• Unless a single incident irreparably damaged your relationship with a patient, exhaust all efforts at resolution before deciding on dismissal. C
• Establish policies that help you set limits on problem behavior—eg, drug-seeking or angry outbursts—while continuing to care for the patient. C
• When dismissal is unavoidable, inform the patient in writing that you will be available to handle medical emergencies until he or she has found another physician. C
Strength of recommendation (SOR)
A Good-quality patient-oriented evidence
B Inconsistent or limited-quality patient-oriented evidence
C Consensus, usual practice, opinion, disease-oriented evidence, case series
Susan L, a 53-year-old who’d been a patient of Dr. O’s for the past 6 years, received a bill for a visit that had occurred nearly 2 years earlier. She called the office and told the receptionist that she had never been billed for this visit and didn’t think she should have to pay after such a lengthy delay. When she received a past due notice, Susan called and asked to speak to the physician—and to schedule an appointment. She was told that she could do neither until her account was current.
Eventually, the unpaid bill was sent to a collection agency, and Susan received a letter threatening legal action. In response, she sent a letter of her own—certified, return receipt requested—detailing her reason for not paying and threatening to sue Dr. O for abandonment.*
*Adapted from actual cases, with details changed to protect the privacy of the parties involved.
With the national unemployment rate hovering at a record high, unpaid medical bills may be your most pressing problem—and potential grounds for patient dismissal. Judging from a recent survey in which primary care physicians identified nearly one patient in 5 as “difficult,"1 it’s unlikely that nonpayment is the only patient conundrum you face.
Indeed, there are many ways a patient can be difficult, including exhibiting habitual hostility, chronic drug-seeking behavior, or consistent noncompliance; breaking appointments at the last minute; or being a no-show. You may wish you could “fire” the worst off enders but be concerned about professional and ethical responsibilities and the legal risk you might face. Ironically, though, struggling to maintain a chronically stressed physician-patient relationship is often riskier than a well-timed termination.2
The key here, however, is the persistent or extreme nature of the difficulty.3 When a dismissal is prompted by a one-time occurrence or lower-level offense, what constitutes a reasonable response is not always clear-cut.

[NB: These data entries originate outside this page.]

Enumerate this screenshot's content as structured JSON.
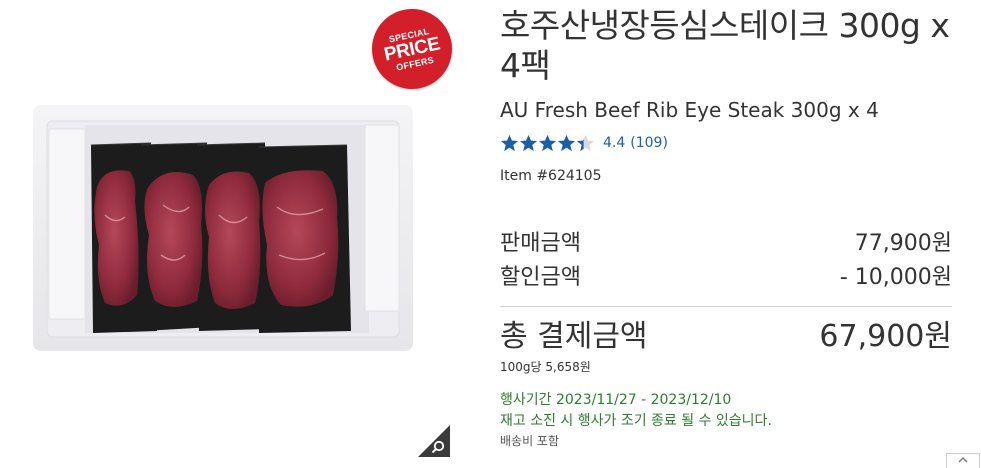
{
  "badge": {
    "line1": "SPECIAL",
    "line2": "PRICE",
    "line3": "OFFERS"
  },
  "product": {
    "title_ko": "호주산냉장등심스테이크 300g x 4팩",
    "title_en": "AU Fresh Beef Rib Eye Steak 300g x 4",
    "rating_value": "4.4",
    "rating_stars": 4.4,
    "rating_count": "(109)",
    "item_number": "Item #624105"
  },
  "pricing": {
    "sale_label": "판매금액",
    "sale_value": "77,900원",
    "discount_label": "할인금액",
    "discount_value": "- 10,000원",
    "total_label": "총 결제금액",
    "total_value": "67,900원",
    "unit_price": "100g당 5,658원"
  },
  "promotion": {
    "period": "행사기간 2023/11/27 - 2023/12/10",
    "note": "재고 소진 시 행사가 조기 종료 될 수 있습니다.",
    "shipping": "배송비 포함"
  },
  "colors": {
    "badge": "#d31f2a",
    "star": "#1a5fa6",
    "promo_text": "#2d7d2d"
  },
  "icons": {
    "zoom": "magnifier-icon",
    "scroll_top": "chevron-up-icon"
  }
}
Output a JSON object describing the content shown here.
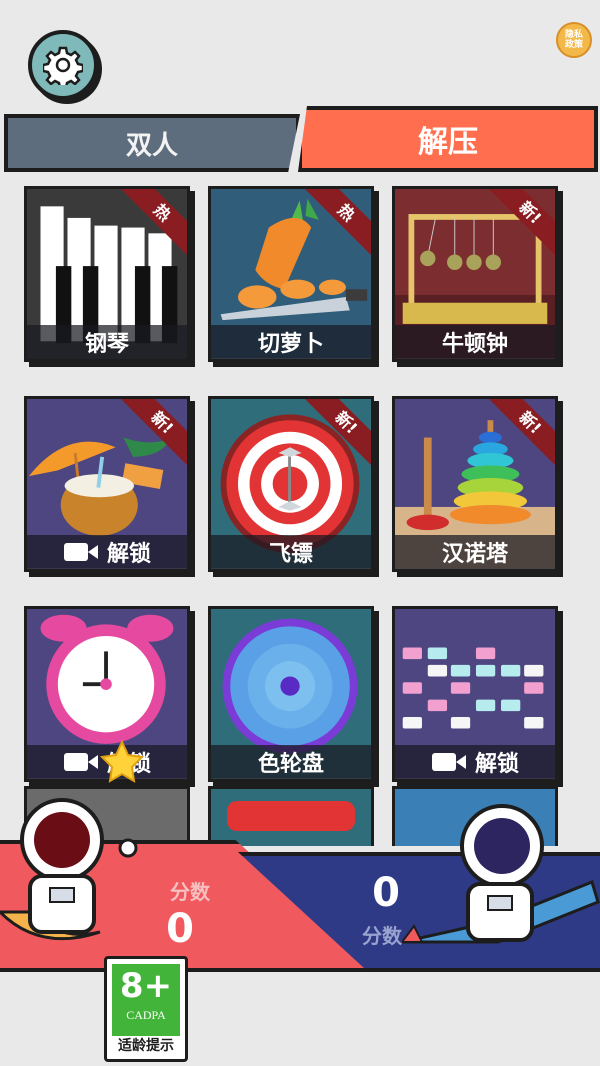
{
  "header": {
    "settings_icon": "gear-icon",
    "privacy_badge": [
      "隐私",
      "政策"
    ]
  },
  "tabs": [
    {
      "label": "双人",
      "active": false
    },
    {
      "label": "解压",
      "active": true
    }
  ],
  "games": [
    {
      "label": "钢琴",
      "ribbon": "热",
      "locked": false
    },
    {
      "label": "切萝卜",
      "ribbon": "热",
      "locked": false
    },
    {
      "label": "牛顿钟",
      "ribbon": "新!",
      "locked": false
    },
    {
      "label": "解锁",
      "ribbon": "新!",
      "locked": true
    },
    {
      "label": "飞镖",
      "ribbon": "新!",
      "locked": false
    },
    {
      "label": "汉诺塔",
      "ribbon": "新!",
      "locked": false
    },
    {
      "label": "解锁",
      "ribbon": "",
      "locked": true
    },
    {
      "label": "色轮盘",
      "ribbon": "",
      "locked": false
    },
    {
      "label": "解锁",
      "ribbon": "",
      "locked": true
    }
  ],
  "score": {
    "left_label": "分数",
    "left_value": "0",
    "right_label": "分数",
    "right_value": "0"
  },
  "age_rating": {
    "value": "8+",
    "org": "CADPA",
    "caption": "适龄提示"
  },
  "colors": {
    "tab_active": "#ff6f4f",
    "tab_inactive": "#5e6d7d",
    "score_left": "#f05a5e",
    "score_right": "#2e3a86",
    "ribbon": "#8a1d22"
  }
}
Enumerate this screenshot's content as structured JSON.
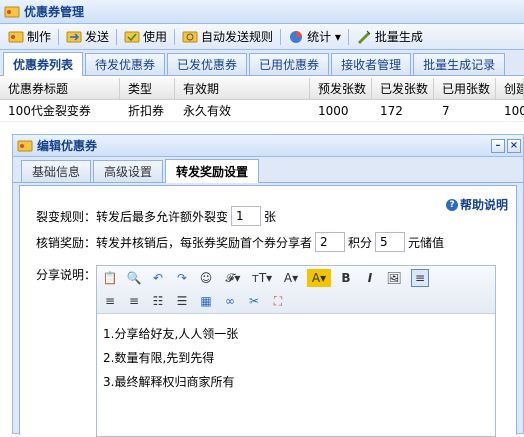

Under what circumstances is it appropriate to end your relationship with a patient? When you do terminate the relationship, what steps can you take to safeguard the patient and avoid charges of abandonment? Here’s a look at these questions—and some answers.
Professional responsibility: How far does it go?
As a physician, you’ve pledged to “do no harm.” And you’ve likely been taught—as it states in the American College of Physicians (ACP) ethics manual—that you have “a moral duty to care for all patients.” 4 The American Medical Association’s code of ethics cites a similar standard: the obligation to place patients’ welfare above your own interests.5
According to the ACP, the physician-patient relationship should be discontinued only under “exceptional circumstances."6 But not everyone agrees, not only on what constitutes “exceptional,” but on whether that is the correct threshold for termination.
A health care attorney writing in American Medical News, for example, takes a more liberal view. It’s time to dismiss, he asserts, when the doctor-patient relationship doesn’t work.7 By that standard, virtually any ongoing problem could be construed as evidence of an “irreparable breakdown” of the physician-patient relationship (TABLE).
Key reasons to "fire" a patient
|Sources: Kodner C. FP Essentials. 2008.3|
Harris S. Am Med News. 2008.7
We can work it out
Legally, a doctor can dismiss a patient for virtually any reason, or fail to give any explanation at all.2 Ethically, dismissal should be your last option, not your first choice.
In a home study course titled “Challenging physician-patient interactions,” the American Academy of Family Physicians (AAFP) advises doctors to be certain they have exhausted every reasonable effort to communicate, set achievable goals, and meet the patient’s needs.3 The steps you take to try to mend a damaged patient relationship, of course, will depend on what caused the rift in the first place. Here are some examples.
Nonpayment. You are not compelled (or expected) to indefinitely continue to treat a patient who’s unable—or unwilling—to pay you, of course. But if he or she is out of work and has fallen on hard times or has a single unpaid bill, discussing the problem and attempting to accommodate the patient’s financial limitations (and establish a realistic payment plan) is a reasonable approach.